Auf einen Blick: Ja — Lehmbauplatten sind ein hervorragender Untergrund für Kalkputz: beide mineralisch, beide atmungsaktiv. Vorgrundierung mit mineralischer Haftbrücke empfohlen, dann 2 Lagen Kalkputz aufbauen. Die Kombination ist klassisch in der nachhaltigen Renovierung.
Wesentliche Fakten
Lehmbauplatten und Kalkputz sind eine ideale Materialkombination: beide rein mineralisch, beide atmungsaktiv, beide feuchtigkeitsregulierend. Lehmbauplatten haben eine Oberfläche, die Kalk-Mörtel gut aufnimmt. Mit mineralischer Vorgrundierung optimal, ohne in den meisten Fällen auch tragfähig. Typischer Aufbau: Grundierung + 5–8 mm Unterputz + 2–3 mm Oberputz.
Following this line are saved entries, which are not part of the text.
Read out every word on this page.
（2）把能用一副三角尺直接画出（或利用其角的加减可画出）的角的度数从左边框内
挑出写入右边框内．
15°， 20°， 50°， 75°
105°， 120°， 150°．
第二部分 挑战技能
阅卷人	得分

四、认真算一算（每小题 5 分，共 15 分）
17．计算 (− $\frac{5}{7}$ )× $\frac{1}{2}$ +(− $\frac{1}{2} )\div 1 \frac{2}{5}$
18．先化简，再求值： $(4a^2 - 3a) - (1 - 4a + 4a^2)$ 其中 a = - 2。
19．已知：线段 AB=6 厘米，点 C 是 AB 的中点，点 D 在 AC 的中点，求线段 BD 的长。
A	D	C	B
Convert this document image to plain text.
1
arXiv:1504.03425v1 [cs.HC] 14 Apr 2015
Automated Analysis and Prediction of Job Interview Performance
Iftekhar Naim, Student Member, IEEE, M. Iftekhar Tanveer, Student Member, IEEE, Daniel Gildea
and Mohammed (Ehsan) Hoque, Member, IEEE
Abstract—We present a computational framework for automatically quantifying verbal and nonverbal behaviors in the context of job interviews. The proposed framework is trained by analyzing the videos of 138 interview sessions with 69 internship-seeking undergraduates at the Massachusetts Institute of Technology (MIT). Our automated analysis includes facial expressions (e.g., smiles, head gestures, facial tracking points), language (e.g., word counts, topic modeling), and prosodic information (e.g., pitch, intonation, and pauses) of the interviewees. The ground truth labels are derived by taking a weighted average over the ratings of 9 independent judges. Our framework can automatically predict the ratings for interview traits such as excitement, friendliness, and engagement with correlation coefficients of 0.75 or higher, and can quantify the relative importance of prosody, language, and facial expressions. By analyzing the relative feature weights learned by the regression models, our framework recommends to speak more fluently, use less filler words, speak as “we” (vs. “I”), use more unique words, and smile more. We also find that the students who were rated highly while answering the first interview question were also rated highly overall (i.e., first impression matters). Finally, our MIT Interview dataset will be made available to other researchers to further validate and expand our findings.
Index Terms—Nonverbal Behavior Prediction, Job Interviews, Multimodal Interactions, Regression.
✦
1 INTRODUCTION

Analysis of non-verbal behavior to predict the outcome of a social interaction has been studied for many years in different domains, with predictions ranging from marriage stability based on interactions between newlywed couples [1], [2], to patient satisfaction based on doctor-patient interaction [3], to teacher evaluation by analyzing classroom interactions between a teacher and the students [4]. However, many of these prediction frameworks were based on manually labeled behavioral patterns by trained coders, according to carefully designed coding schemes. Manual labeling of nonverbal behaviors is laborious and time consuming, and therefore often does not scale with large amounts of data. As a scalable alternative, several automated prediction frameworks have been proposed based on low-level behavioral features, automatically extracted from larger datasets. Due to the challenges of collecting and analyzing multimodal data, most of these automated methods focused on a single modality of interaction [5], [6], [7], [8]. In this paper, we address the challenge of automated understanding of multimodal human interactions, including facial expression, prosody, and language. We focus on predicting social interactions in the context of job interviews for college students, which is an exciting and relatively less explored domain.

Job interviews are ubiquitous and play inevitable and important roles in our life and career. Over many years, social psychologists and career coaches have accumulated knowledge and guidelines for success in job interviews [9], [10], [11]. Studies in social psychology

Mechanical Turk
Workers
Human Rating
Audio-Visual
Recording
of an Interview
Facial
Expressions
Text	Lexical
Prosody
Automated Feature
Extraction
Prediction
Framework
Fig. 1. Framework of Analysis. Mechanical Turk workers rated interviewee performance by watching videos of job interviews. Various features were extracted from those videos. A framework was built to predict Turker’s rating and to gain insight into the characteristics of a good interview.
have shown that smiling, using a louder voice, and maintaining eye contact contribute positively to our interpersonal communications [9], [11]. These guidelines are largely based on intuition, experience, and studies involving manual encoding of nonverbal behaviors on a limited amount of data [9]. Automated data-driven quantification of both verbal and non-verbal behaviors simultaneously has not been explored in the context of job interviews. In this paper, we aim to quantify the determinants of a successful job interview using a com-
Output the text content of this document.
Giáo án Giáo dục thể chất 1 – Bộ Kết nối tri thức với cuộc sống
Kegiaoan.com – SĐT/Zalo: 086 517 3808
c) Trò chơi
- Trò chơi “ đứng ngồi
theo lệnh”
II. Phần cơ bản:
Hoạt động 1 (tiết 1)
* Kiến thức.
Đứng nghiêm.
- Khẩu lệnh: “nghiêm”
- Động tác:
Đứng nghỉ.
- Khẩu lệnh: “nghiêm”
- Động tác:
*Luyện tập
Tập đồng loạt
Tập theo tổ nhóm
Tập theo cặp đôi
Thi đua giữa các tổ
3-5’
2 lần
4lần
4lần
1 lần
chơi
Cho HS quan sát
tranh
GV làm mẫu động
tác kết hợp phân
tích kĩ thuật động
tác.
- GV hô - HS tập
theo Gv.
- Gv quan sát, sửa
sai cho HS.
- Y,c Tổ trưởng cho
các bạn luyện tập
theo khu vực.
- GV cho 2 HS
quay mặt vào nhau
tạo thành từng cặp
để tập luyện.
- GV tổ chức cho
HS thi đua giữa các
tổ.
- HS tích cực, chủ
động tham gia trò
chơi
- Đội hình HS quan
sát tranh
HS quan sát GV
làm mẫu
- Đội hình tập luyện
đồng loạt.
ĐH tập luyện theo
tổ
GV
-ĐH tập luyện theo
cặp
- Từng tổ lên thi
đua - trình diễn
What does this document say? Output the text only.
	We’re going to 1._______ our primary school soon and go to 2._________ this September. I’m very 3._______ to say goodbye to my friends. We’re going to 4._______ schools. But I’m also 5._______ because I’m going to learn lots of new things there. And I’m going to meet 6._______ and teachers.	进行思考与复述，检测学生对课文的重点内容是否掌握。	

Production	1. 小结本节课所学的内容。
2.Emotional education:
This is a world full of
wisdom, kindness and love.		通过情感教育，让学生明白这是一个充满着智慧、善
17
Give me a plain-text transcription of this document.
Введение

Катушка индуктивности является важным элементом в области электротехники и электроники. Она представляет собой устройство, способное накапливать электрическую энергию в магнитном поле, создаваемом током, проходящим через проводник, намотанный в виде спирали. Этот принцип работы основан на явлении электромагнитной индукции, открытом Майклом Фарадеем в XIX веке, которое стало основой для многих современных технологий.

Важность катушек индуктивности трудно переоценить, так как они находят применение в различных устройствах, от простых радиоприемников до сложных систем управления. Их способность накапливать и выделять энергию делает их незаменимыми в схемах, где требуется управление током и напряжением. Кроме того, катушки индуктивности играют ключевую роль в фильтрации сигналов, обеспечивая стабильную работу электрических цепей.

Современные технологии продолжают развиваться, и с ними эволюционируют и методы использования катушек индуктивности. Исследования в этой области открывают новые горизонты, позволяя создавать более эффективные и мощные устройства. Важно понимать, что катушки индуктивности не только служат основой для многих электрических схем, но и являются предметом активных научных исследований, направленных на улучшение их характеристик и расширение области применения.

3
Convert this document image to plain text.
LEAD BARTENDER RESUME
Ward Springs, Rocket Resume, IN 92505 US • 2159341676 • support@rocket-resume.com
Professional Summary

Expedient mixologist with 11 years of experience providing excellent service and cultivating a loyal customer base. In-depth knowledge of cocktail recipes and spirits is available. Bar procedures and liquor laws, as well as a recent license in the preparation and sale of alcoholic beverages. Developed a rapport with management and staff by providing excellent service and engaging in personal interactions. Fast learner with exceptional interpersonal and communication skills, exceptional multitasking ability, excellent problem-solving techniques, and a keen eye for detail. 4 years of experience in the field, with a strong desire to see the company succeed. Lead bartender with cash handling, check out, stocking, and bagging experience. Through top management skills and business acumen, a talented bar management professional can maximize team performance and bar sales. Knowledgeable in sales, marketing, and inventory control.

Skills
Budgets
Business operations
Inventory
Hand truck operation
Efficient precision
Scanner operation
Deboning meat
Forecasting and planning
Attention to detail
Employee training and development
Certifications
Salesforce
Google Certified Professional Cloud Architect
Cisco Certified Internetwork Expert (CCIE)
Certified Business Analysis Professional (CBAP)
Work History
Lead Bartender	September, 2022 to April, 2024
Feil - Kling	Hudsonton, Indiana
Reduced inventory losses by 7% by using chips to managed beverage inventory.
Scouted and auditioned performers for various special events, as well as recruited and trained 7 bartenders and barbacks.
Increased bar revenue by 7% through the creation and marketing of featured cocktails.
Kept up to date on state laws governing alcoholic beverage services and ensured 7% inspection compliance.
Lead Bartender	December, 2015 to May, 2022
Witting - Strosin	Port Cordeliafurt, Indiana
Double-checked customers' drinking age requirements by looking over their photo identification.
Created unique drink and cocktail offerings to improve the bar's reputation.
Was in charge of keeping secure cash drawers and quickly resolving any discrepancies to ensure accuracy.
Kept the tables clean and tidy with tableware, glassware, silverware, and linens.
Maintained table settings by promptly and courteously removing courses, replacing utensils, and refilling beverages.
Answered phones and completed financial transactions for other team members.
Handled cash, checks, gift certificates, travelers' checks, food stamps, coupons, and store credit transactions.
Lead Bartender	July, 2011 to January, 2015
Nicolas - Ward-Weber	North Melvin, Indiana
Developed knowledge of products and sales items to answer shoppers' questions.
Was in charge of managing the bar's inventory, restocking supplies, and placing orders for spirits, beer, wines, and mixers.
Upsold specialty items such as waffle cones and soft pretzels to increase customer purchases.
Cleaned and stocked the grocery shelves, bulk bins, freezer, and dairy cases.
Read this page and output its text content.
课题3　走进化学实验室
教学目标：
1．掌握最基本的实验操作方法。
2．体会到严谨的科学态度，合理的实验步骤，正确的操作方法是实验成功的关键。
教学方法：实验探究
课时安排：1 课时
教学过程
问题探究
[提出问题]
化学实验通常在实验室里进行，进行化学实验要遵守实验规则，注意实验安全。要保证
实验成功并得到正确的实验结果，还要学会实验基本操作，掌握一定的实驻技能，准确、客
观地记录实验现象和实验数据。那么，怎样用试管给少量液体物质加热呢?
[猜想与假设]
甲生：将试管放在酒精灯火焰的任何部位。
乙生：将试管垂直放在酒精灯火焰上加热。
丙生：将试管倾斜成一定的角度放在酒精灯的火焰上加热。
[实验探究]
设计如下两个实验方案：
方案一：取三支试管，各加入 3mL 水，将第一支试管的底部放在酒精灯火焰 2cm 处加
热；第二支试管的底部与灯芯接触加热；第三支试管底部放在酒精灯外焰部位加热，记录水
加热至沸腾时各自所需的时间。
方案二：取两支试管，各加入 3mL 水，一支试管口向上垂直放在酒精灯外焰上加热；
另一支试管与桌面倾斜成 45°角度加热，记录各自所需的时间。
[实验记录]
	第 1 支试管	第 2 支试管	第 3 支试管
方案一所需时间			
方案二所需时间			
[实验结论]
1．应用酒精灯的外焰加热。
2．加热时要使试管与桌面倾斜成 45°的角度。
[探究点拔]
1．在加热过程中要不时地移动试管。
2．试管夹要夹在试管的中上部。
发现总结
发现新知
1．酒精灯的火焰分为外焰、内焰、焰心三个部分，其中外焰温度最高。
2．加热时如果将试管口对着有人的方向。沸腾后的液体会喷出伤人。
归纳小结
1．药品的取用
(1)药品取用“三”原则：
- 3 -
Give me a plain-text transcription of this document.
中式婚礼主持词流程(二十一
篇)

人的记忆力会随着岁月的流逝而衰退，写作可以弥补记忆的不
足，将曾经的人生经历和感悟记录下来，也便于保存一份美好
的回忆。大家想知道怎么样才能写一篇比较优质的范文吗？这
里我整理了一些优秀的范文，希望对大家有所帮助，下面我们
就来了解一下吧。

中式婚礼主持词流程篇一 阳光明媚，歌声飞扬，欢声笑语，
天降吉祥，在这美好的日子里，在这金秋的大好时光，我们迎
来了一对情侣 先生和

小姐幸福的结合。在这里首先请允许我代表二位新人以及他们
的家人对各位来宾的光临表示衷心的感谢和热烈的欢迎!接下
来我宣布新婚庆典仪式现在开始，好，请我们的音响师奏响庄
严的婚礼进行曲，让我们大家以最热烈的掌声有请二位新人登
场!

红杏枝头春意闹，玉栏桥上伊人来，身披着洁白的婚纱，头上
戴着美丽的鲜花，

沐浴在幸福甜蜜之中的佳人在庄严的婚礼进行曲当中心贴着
Warum die Kombination so gut funktioniert
Lehm und Kalk haben ähnliche Diffusionseigenschaften, ähnliche Festigkeiten und ähnliche Verarbeitung. Beide nehmen Feuchtigkeit aus der Raumluft auf und geben sie zeitverzögert wieder ab — feuchtigkeitsregulierender Effekt. Atmungsaktiver Putz auf atmungsaktiver Platte = maximale Wandqualität für Wohnräume.
Verarbeitung
- Lehmplatten-Fugen mit Lehmmörtel oder Kalkputz schließen
- Mineralische Grundierung (Silikat oder Kalk-Tiefgrund) auftragen
- Erste Lage Kalkputz 5–8 mm dick
- Trocknen lassen, dann Oberputz/Feinputz 2–3 mm
Häufig gestellte Fragen
Hält Kalkputz auf Lehmplatten?
Sehr gut — beide mineralisch, sehr ähnliche Eigenschaften.
Braucht Lehmplatte Haftbrücke?
Mineralische Vorgrundierung empfohlen, nicht zwingend bei rohen Platten.
Atmungsaktivität erhalten?
Ja — Lehm + Kalk = maximal diffusionsoffen.